The New York Times adds this:
"The purpose of the trip is to thank the troops and wish them a merry Christmas," Mr. Rumsfeld told reporters during the 12-hour overnight flight to Iraq from Washington, a trip that aids went to unusual lengths to keep secret. Only a few reporters and one television crew accompanied him.*

According to Armando at Kos, the one television crew was Fox (I believe Armondo is deducing this from the fact that he saw the Q&A with the troops on Fox airport cable news). Let's assume Armondo is correct.

After his last appearance, where troops asked difficult questions, and the following poopstorm over his remarkable insensitivity to the safety of the troops and mourning of their survivors, Sec. Rumsfeld has made a show of talking about the pain he feels for their sacrifices and how sad he is that no one appreciates that. He has followed his public show of sensitive new age guy (SNEG)-ness with a surprise visit to the survivors of a unit decimated by Halliburton contract failures.

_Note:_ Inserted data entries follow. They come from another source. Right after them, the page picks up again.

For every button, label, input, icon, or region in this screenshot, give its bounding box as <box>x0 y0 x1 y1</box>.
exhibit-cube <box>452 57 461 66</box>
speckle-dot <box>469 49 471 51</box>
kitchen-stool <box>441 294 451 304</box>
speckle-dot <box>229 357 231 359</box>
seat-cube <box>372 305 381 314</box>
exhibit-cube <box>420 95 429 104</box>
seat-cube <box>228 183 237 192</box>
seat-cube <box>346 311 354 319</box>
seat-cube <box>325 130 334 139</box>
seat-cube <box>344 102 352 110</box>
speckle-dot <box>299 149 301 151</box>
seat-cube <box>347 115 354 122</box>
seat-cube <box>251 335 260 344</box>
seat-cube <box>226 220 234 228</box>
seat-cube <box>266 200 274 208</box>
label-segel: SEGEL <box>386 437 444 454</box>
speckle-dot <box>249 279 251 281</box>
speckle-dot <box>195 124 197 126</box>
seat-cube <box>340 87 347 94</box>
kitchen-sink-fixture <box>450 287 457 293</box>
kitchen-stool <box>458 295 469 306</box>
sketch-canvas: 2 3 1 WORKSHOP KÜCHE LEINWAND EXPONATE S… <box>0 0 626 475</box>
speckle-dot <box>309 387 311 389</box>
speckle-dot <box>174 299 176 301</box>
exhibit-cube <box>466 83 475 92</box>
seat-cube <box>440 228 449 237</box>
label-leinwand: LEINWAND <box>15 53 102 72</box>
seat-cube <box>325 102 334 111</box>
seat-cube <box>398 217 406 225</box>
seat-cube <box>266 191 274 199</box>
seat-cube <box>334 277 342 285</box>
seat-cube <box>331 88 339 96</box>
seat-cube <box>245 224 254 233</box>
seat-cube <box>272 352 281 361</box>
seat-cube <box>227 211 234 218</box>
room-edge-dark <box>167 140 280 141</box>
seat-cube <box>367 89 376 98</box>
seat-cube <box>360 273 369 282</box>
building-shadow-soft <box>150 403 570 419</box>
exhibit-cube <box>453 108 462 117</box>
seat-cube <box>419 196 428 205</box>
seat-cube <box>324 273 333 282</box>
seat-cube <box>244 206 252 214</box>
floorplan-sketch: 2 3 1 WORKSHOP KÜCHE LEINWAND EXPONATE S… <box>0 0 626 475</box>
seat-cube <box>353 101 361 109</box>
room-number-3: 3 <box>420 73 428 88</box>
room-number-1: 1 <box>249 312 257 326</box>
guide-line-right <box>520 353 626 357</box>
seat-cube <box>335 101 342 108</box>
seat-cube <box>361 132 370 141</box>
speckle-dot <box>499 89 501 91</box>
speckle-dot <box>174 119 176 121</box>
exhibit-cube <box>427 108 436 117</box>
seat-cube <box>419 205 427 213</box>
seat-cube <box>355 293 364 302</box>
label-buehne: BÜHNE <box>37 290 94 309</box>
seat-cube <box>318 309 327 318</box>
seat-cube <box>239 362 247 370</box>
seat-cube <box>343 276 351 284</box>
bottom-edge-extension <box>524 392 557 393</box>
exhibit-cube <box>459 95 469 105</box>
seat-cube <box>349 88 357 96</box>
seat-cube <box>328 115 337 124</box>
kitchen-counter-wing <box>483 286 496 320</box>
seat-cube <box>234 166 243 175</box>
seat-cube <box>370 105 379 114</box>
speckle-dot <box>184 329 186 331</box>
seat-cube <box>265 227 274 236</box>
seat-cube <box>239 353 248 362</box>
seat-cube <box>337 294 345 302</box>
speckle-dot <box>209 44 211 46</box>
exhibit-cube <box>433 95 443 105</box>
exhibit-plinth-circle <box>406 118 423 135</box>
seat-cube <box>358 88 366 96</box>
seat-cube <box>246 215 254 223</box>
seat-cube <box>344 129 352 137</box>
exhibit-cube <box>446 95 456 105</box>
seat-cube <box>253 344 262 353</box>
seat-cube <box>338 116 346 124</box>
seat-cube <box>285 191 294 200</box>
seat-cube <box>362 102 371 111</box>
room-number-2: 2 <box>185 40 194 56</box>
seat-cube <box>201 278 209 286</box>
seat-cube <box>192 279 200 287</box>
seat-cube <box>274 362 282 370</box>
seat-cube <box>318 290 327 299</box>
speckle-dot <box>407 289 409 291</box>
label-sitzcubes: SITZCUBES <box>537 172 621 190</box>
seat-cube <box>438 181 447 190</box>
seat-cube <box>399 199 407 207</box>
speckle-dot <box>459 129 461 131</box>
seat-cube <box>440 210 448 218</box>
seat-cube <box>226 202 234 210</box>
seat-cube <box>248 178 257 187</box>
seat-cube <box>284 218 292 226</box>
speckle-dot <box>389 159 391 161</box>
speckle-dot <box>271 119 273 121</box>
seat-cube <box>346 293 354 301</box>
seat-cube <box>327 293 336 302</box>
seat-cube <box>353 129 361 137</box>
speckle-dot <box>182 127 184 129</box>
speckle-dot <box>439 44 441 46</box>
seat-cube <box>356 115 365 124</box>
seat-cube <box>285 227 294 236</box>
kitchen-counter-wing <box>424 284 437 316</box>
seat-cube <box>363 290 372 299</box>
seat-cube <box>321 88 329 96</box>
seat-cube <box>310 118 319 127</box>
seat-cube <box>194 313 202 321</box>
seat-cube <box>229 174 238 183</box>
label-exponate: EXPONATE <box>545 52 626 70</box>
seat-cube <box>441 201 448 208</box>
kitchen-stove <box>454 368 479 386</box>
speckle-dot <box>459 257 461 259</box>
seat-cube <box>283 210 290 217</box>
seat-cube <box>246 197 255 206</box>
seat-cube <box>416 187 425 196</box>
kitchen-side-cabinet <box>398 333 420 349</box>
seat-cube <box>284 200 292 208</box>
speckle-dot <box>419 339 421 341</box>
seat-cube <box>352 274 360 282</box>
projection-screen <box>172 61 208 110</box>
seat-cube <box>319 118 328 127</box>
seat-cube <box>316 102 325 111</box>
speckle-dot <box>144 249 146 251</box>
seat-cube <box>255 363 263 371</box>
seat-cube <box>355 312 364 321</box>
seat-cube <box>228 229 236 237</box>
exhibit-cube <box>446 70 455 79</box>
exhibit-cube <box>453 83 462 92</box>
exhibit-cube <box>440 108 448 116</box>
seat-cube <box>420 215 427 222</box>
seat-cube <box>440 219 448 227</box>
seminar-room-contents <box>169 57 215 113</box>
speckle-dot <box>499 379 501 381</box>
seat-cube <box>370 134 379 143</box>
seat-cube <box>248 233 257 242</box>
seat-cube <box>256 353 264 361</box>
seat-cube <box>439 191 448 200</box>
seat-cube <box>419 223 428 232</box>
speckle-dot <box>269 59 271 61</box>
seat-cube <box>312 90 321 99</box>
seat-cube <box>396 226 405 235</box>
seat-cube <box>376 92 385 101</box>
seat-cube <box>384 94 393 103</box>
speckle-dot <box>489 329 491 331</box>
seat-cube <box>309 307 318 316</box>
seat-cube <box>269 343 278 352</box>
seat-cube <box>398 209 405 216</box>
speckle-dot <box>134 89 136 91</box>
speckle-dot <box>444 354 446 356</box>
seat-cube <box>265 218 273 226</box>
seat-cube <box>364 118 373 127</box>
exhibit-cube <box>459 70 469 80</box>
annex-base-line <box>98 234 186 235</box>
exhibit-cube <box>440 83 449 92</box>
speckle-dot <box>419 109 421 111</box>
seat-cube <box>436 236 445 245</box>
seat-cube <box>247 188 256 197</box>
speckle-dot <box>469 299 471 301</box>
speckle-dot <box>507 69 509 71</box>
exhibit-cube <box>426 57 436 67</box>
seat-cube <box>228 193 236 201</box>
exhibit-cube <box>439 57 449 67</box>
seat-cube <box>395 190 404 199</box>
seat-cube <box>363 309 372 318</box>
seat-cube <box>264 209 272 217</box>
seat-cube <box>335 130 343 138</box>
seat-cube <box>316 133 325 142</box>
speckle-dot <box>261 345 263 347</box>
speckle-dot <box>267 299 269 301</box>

There, filmed only by a friendly propaganda agency news network, he was asked softball questions that might as well have been written by the administration.

Hmmm. In fact, the whole Q&A session sounds surprisingly like the staged "town hall" campaign events held for Bush all through this year. Okay, it's not surprising. Does anyone doubt that the troops and their questions were screened in advance? My only question is, how much was left to chance? Were they screened by their officers, in the expectation that careerist considerations would be enough to protect the administration from embarrassment, or was the whole thing scripted by the administration?

* This paragraph appears in my print copy of the New York Times story, but does not appear in the current online version.